Osasuna ha conseguido un patrocinionaming rights le llaman— de la Administración por gracia del cual el estadio se llama ahora “Reyno de Navarra”.

Mi Athletic de Bilbao (aquí hay estopa para todo el mundo) ha negociado con el ayuntamiento la construcción de un nuevo estadio de uso exclusivo para el club.

El Sporting de Gijón vendió en su día al ayuntamiento la ciudad deportiva de Mareo y ahora pretenden la recompra a un precio inferior previo compromiso por parte del ayuntamiento de recalificación urbanística posterior de los terrenos con la idea —hecha pública— de revenderlos para urbanizaciones.

Además hasta hace unos años pagaban simbólicamente una peseta al ayuntamiento gijonés en concepto de utilización del estadio. Desconozco si a consecuencia de la entrada del euro les habrán subido el alquiler a un céntimo.

En definitiva, que tenemos pirámides de cemento en nuestras ciudades que se utilizan, en el mejor de los casos, para 19 partidos de liga más una media de 4 partidos de copa y otros tantos de competiciones europeas.

Mientras, se construye con el dinero de todos una serie de estadios de segundo nivel —con aforos de unos 5.000 espectadores— para otra serie de actividades. Eso sí, en las ciudades donde se han construido estos otros estadios para rugby, hockey hierba o béisbol los clubes están la mar de contentos porque tampoco comparten el campo con nadie más.

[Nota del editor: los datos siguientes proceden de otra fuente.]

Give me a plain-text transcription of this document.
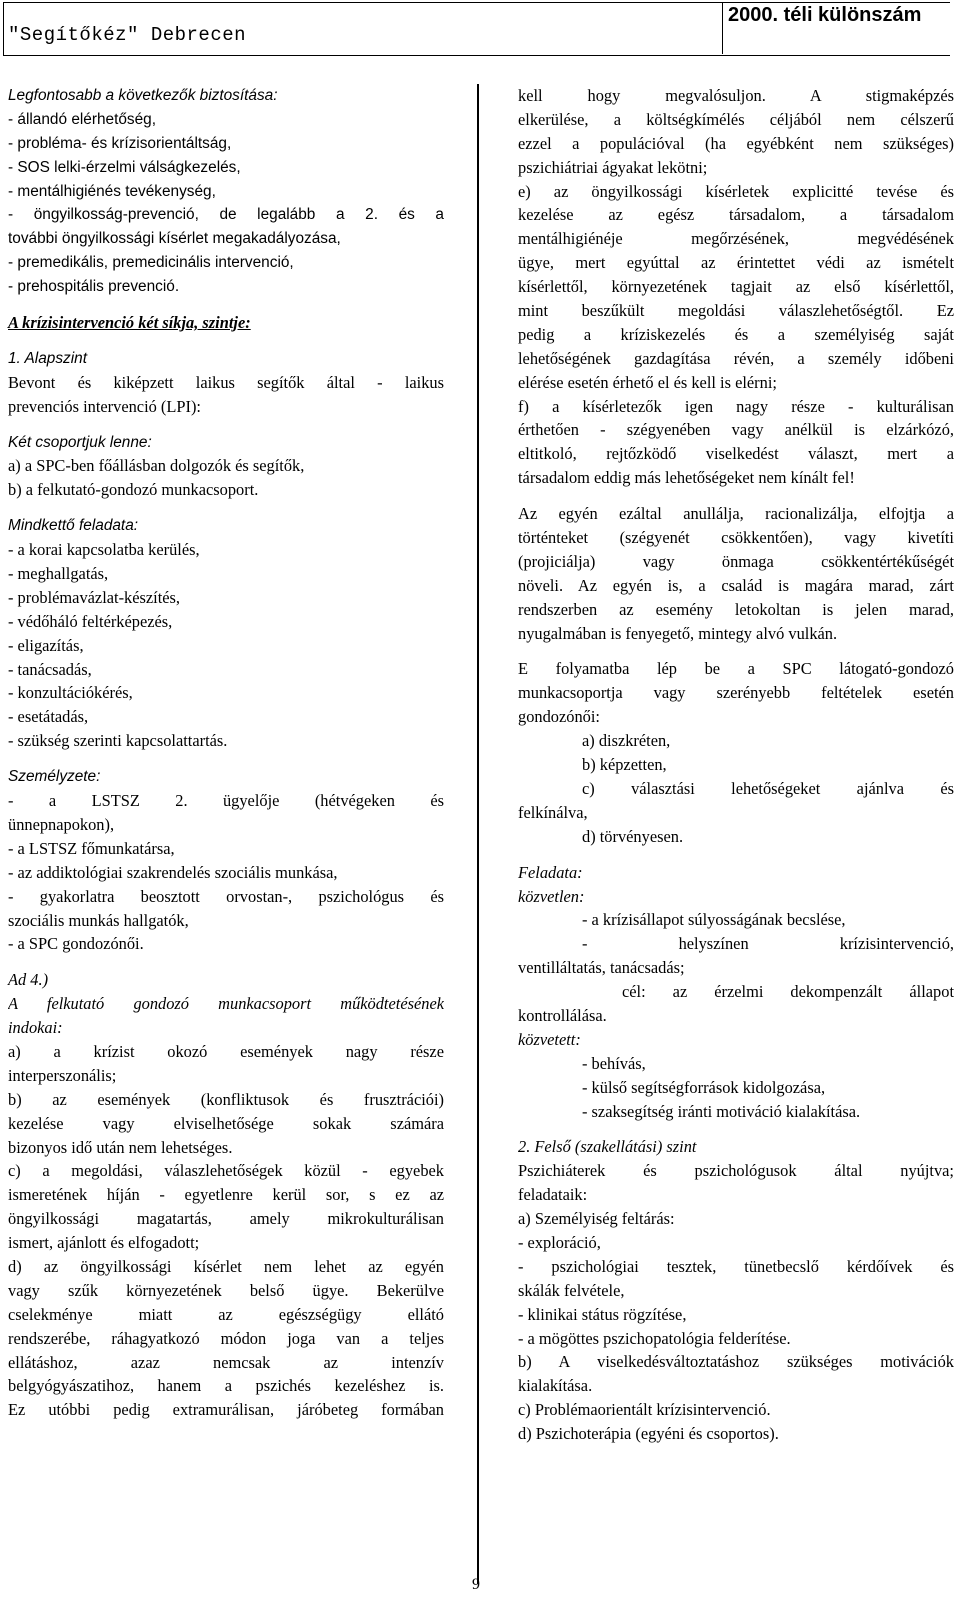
"Segítőkéz" Debrecen
2000. téli különszám
Legfontosabb a következők biztosítása:
- állandó elérhetőség,
- probléma- és krízisorientáltság,
- SOS lelki-érzelmi válságkezelés,
- mentálhigiénés tevékenység,
- öngyilkosság-prevenció, de legalább a 2. és a
további öngyilkossági kísérlet megakadályozása,
- premedikális, premedicinális intervenció,
- prehospitális prevenció.
A krízisintervenció két síkja, szintje:
1. Alapszint
Bevont és kiképzett laikus segítők által - laikus
prevenciós intervenció (LPI):
Két csoportjuk lenne:
a) a SPC-ben főállásban dolgozók és segítők,
b) a felkutató-gondozó munkacsoport.
Mindkettő feladata:
- a korai kapcsolatba kerülés,
- meghallgatás,
- problémavázlat-készítés,
- védőháló feltérképezés,
- eligazítás,
- tanácsadás,
- konzultációkérés,
- esetátadás,
- szükség szerinti kapcsolattartás.
Személyzete:
- a LSTSZ 2. ügyelője (hétvégeken és
ünnepnapokon),
- a LSTSZ főmunkatársa,
- az addiktológiai szakrendelés szociális munkása,
- gyakorlatra beosztott orvostan-, pszichológus és
szociális munkás hallgatók,
- a SPC gondozónői.
Ad 4.)
A felkutató gondozó munkacsoport működtetésének
indokai:
a) a krízist okozó események nagy része
interperszonális;
b) az események (konfliktusok és frusztrációi)
kezelése vagy elviselhetősége sokak számára
bizonyos idő után nem lehetséges.
c) a megoldási, válaszlehetőségek közül - egyebek
ismeretének híján - egyetlenre kerül sor, s ez az
öngyilkossági magatartás, amely mikrokulturálisan
ismert, ajánlott és elfogadott;
d) az öngyilkossági kísérlet nem lehet az egyén
vagy szűk környezetének belső ügye. Bekerülve
cselekménye miatt az egészségügy ellátó
rendszerébe, ráhagyatkozó módon joga van a teljes
ellátáshoz, azaz nemcsak az intenzív
belgyógyászatihoz, hanem a pszichés kezeléshez is.
Ez utóbbi pedig extramurálisan, járóbeteg formában
kell hogy megvalósuljon. A stigmaképzés
elkerülése, a költségkímélés céljából nem célszerű
ezzel a populációval (ha egyébként nem szükséges)
pszichiátriai ágyakat lekötni;
e) az öngyilkossági kísérletek explicitté tevése és
kezelése az egész társadalom, a társadalom
mentálhigiénéje megőrzésének, megvédésének
ügye, mert egyúttal az érintettet védi az ismételt
kísérlettől, környezetének tagjait az első kísérlettől,
mint beszűkült megoldási válaszlehetőségtől. Ez
pedig a kríziskezelés és a személyiség saját
lehetőségének gazdagítása révén, a személy időbeni
elérése esetén érhető el és kell is elérni;
f) a kísérletezők igen nagy része - kulturálisan
érthetően - szégyenében vagy anélkül is elzárkózó,
eltitkoló, rejtőzködő viselkedést választ, mert a
társadalom eddig más lehetőségeket nem kínált fel!
Az egyén ezáltal anullálja, racionalizálja, elfojtja a
történteket (szégyenét csökkentően), vagy kivetíti
(projiciálja) vagy önmaga csökkentértékűségét
növeli. Az egyén is, a család is magára marad, zárt
rendszerben az esemény letokoltan is jelen marad,
nyugalmában is fenyegető, mintegy alvó vulkán.
E folyamatba lép be a SPC látogató-gondozó
munkacsoportja vagy szerényebb feltételek esetén
gondozónői:
a) diszkréten,
b) képzetten,
c) választási lehetőségeket ajánlva és
felkínálva,
d) törvényesen.
Feladata:
közvetlen:
- a krízisállapot súlyosságának becslése,
- helyszínen krízisintervenció,
ventilláltatás, tanácsadás;
cél: az érzelmi dekompenzált állapot
kontrollálása.
közvetett:
- behívás,
- külső segítségforrások kidolgozása,
- szaksegítség iránti motiváció kialakítása.
2. Felső (szakellátási) szint
Pszichiáterek és pszichológusok által nyújtva;
feladataik:
a) Személyiség feltárás:
- exploráció,
- pszichológiai tesztek, tünetbecslő kérdőívek és
skálák felvétele,
- klinikai státus rögzítése,
- a mögöttes pszichopatológia felderítése.
b) A viselkedésváltoztatáshoz szükséges motivációk
kialakítása.
c) Problémaorientált krízisintervenció.
d) Pszichoterápia (egyéni és csoportos).
9
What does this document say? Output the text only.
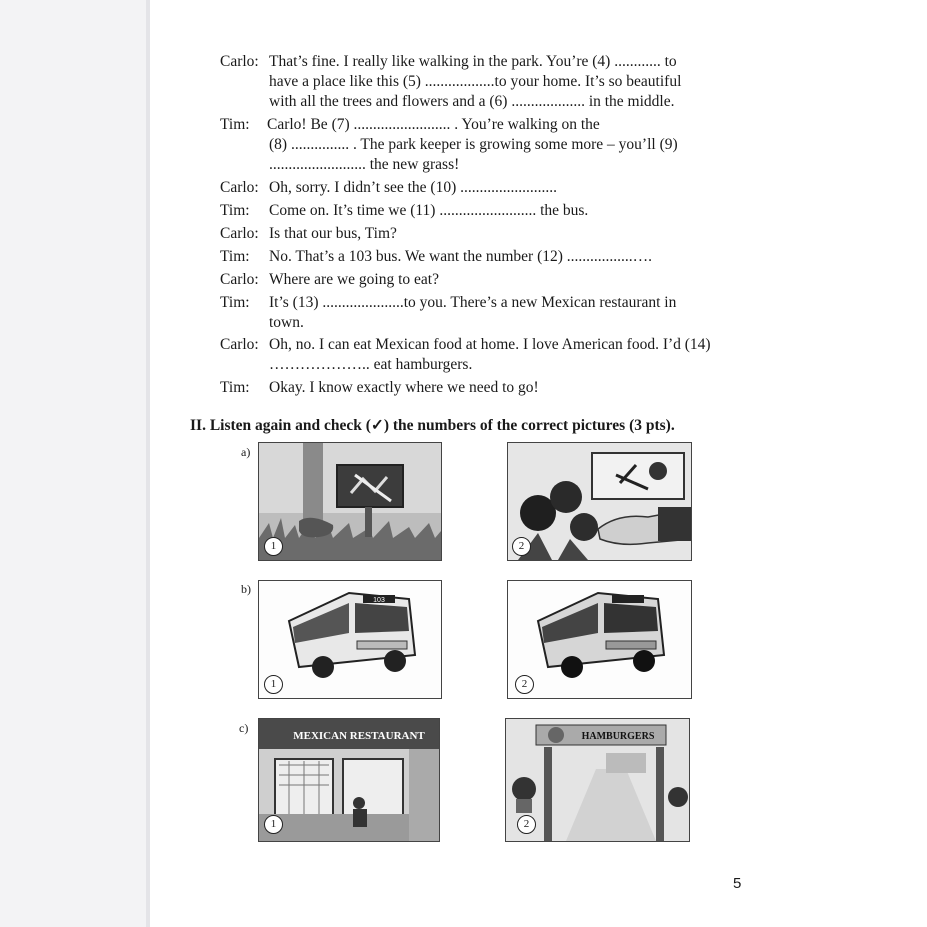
Carlo: That’s fine. I really like walking in the park. You’re (4) ............ to
have a place like this (5) ..................to your home. It’s so beautiful
with all the trees and flowers and a (6) ................... in the middle.
Tim: Carlo! Be (7) ......................... . You’re walking on the
(8) ............... . The park keeper is growing some more – you’ll (9)
......................... the new grass!
Carlo: Oh, sorry. I didn’t see the (10) .........................
Tim: Come on. It’s time we (11) ......................... the bus.
Carlo: Is that our bus, Tim?
Tim: No. That’s a 103 bus. We want the number (12) .................….
Carlo: Where are we going to eat?
Tim: It’s (13) .....................to you. There’s a new Mexican restaurant in
town.
Carlo: Oh, no. I can eat Mexican food at home. I love American food. I’d (14)
……………….. eat hamburgers.
Tim: Okay. I know exactly where we need to go!
II. Listen again and check (✓) the numbers of the correct pictures (3 pts).
a)
1	2
b)
103
1	2
c)
MEXICAN RESTAURANT
1
HAMBURGERS
2
5
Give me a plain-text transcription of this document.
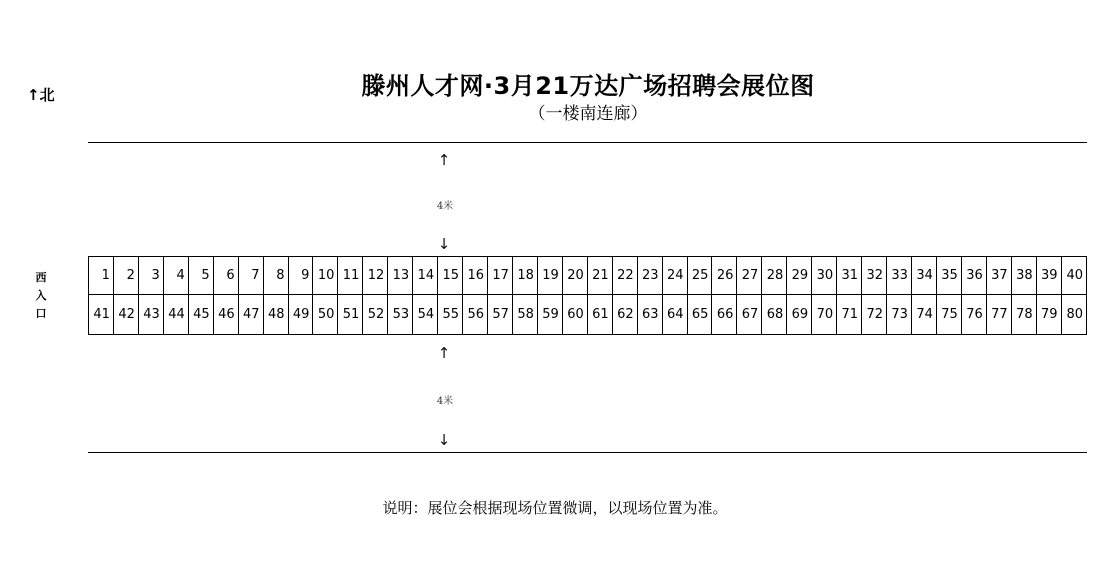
↑北	滕州人才网·3月21万达广场招聘会展位图
（一楼南连廊）
↑
4米
↓
西
入
口
1	2	3	4	5	6	7	8	9	10	11	12	13	14	15	16	17	18	19	20	21	22	23	24	25	26	27	28	29	30	31	32	33	34	35	36	37	38	39	40
41	42	43	44	45	46	47	48	49	50	51	52	53	54	55	56	57	58	59	60	61	62	63	64	65	66	67	68	69	70	71	72	73	74	75	76	77	78	79	80
↑
4米
↓
说明：展位会根据现场位置微调，以现场位置为准。
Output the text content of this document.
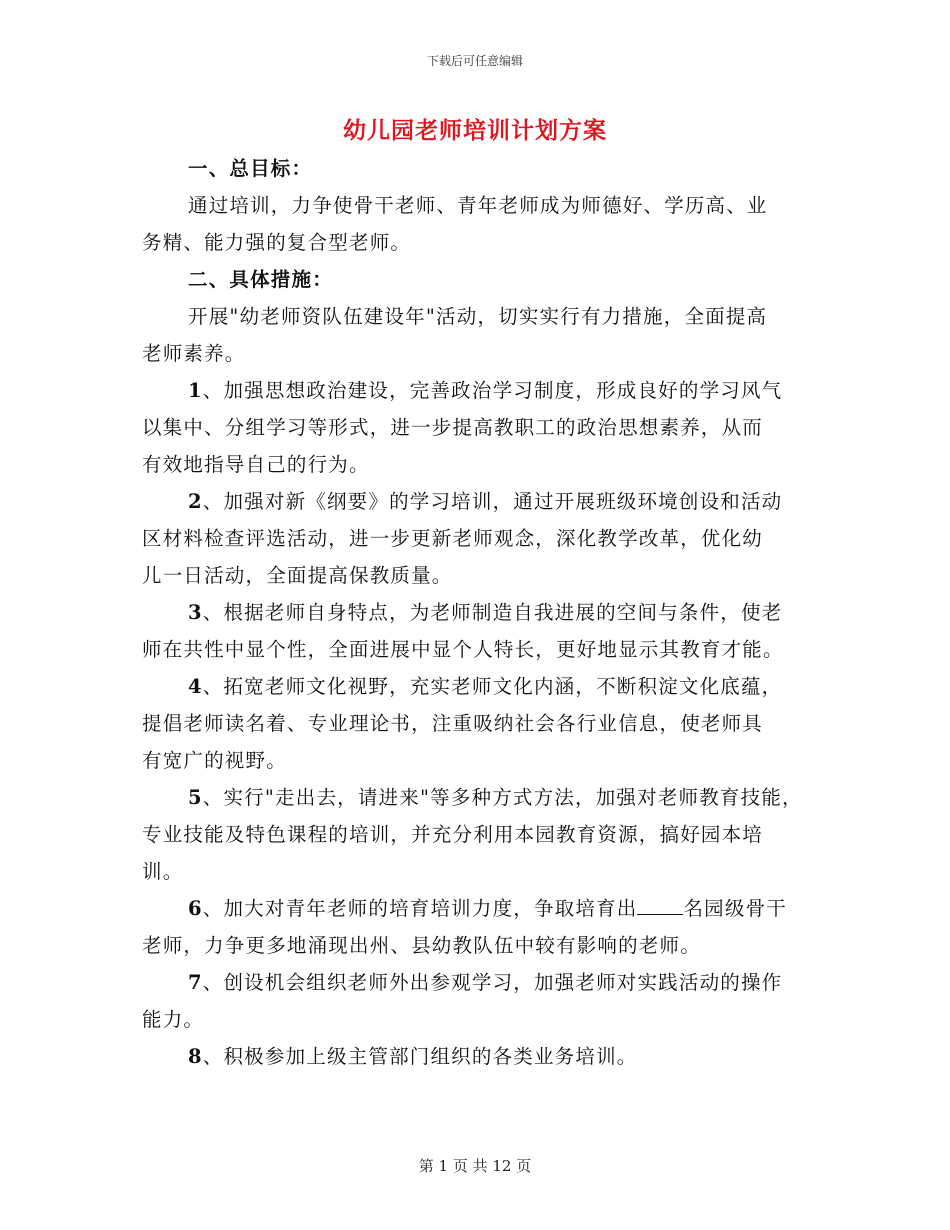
下载后可任意编辑
幼儿园老师培训计划方案
一、总目标：
通过培训，力争使骨干老师、青年老师成为师德好、学历高、业
务精、能力强的复合型老师。
二、具体措施：
开展"幼老师资队伍建设年"活动，切实实行有力措施，全面提高
老师素养。
1、加强思想政治建设，完善政治学习制度，形成良好的学习风气
以集中、分组学习等形式，进一步提高教职工的政治思想素养，从而
有效地指导自己的行为。
2、加强对新《纲要》的学习培训，通过开展班级环境创设和活动
区材料检查评选活动，进一步更新老师观念，深化教学改革，优化幼
儿一日活动，全面提高保教质量。
3、根据老师自身特点，为老师制造自我进展的空间与条件，使老
师在共性中显个性，全面进展中显个人特长，更好地显示其教育才能。
4、拓宽老师文化视野，充实老师文化内涵，不断积淀文化底蕴，
提倡老师读名着、专业理论书，注重吸纳社会各行业信息，使老师具
有宽广的视野。
5、实行"走出去，请进来"等多种方式方法，加强对老师教育技能，
专业技能及特色课程的培训，并充分利用本园教育资源，搞好园本培
训。
6、加大对青年老师的培育培训力度，争取培育出 名园级骨干
老师，力争更多地涌现出州、县幼教队伍中较有影响的老师。
7、创设机会组织老师外出参观学习，加强老师对实践活动的操作
能力。
8、积极参加上级主管部门组织的各类业务培训。
第 1 页 共 12 页
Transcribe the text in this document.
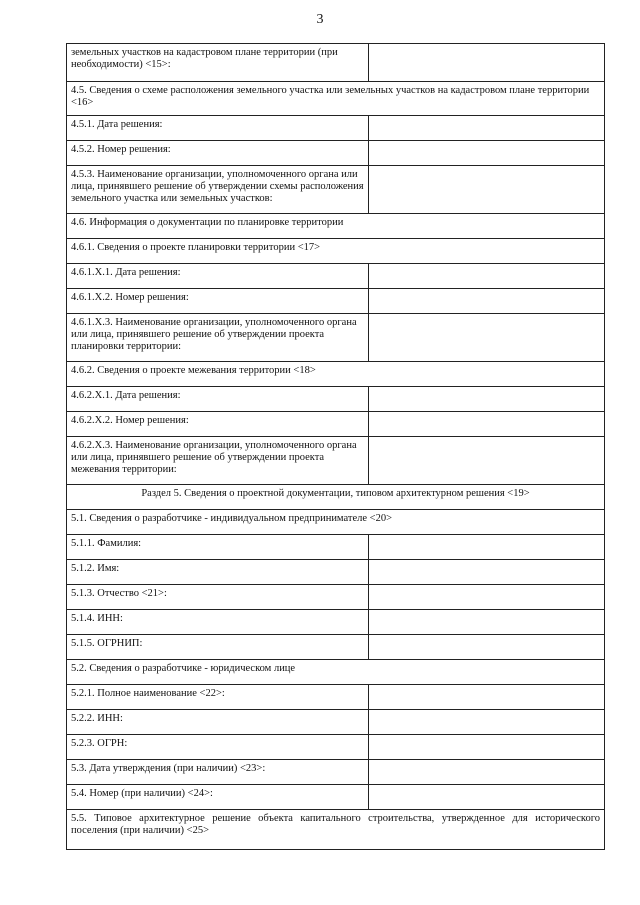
3
земельных участков на кадастровом плане территории (при необходимости) <15>:	
4.5. Сведения о схеме расположения земельного участка или земельных участков на кадастровом плане территории <16>	
4.5.1. Дата решения:	
4.5.2. Номер решения:	
4.5.3. Наименование организации, уполномоченного органа или лица, принявшего решение об утверждении схемы расположения земельного участка или земельных участков:	
4.6. Информация о документации по планировке территории	
4.6.1. Сведения о проекте планировки территории <17>	
4.6.1.Х.1. Дата решения:	
4.6.1.Х.2. Номер решения:	
4.6.1.Х.3. Наименование организации, уполномоченного органа или лица, принявшего решение об утверждении проекта планировки территории:	
4.6.2. Сведения о проекте межевания территории <18>	
4.6.2.Х.1. Дата решения:	
4.6.2.Х.2. Номер решения:	
4.6.2.Х.3. Наименование организации, уполномоченного органа или лица, принявшего решение об утверждении проекта межевания территории:	
Раздел 5. Сведения о проектной документации, типовом архитектурном решения <19>	
5.1. Сведения о разработчике - индивидуальном предпринимателе <20>	
5.1.1. Фамилия:	
5.1.2. Имя:	
5.1.3. Отчество <21>:	
5.1.4. ИНН:	
5.1.5. ОГРНИП:	
5.2. Сведения о разработчике - юридическом лице	
5.2.1. Полное наименование <22>:	
5.2.2. ИНН:	
5.2.3. ОГРН:	
5.3. Дата утверждения (при наличии) <23>:	
5.4. Номер (при наличии) <24>:	
5.5. Типовое архитектурное решение объекта капитального строительства, утвержденное для исторического поселения (при наличии) <25>	
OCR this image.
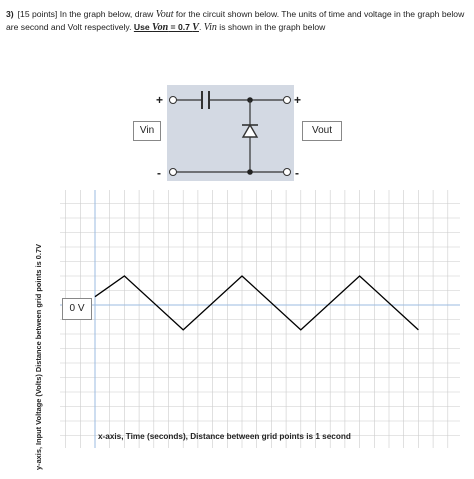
3) [15 points] In the graph below, draw Vout for the circuit shown below. The units of time and voltage in the graph below are second and Volt respectively. Use Von = 0.7 V. Vin is shown in the graph below
+
-
+
-
Vin	Vout
0 V
x-axis, Time (seconds), Distance between grid points is 1 second
y-axis, Input Voltage (Volts) Distance between grid points is 0.7V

Mi aplauso para el ayuntamiento de Donostia que por esta vez —tampoco es como para tirar mi fama cáustica por la ventana— ha sabido utilizar una mole de hormigón que ha costado una fortuna y que permanece cerrada durante 340 días al año.

Y ya puestos aprovecho para dar mi parabién al ayuntamiento de Gijón que ha iniciado la reestructuración de El Molinón para convertir un obsoleto mamotreto de metal y cemento en un centro de ocio.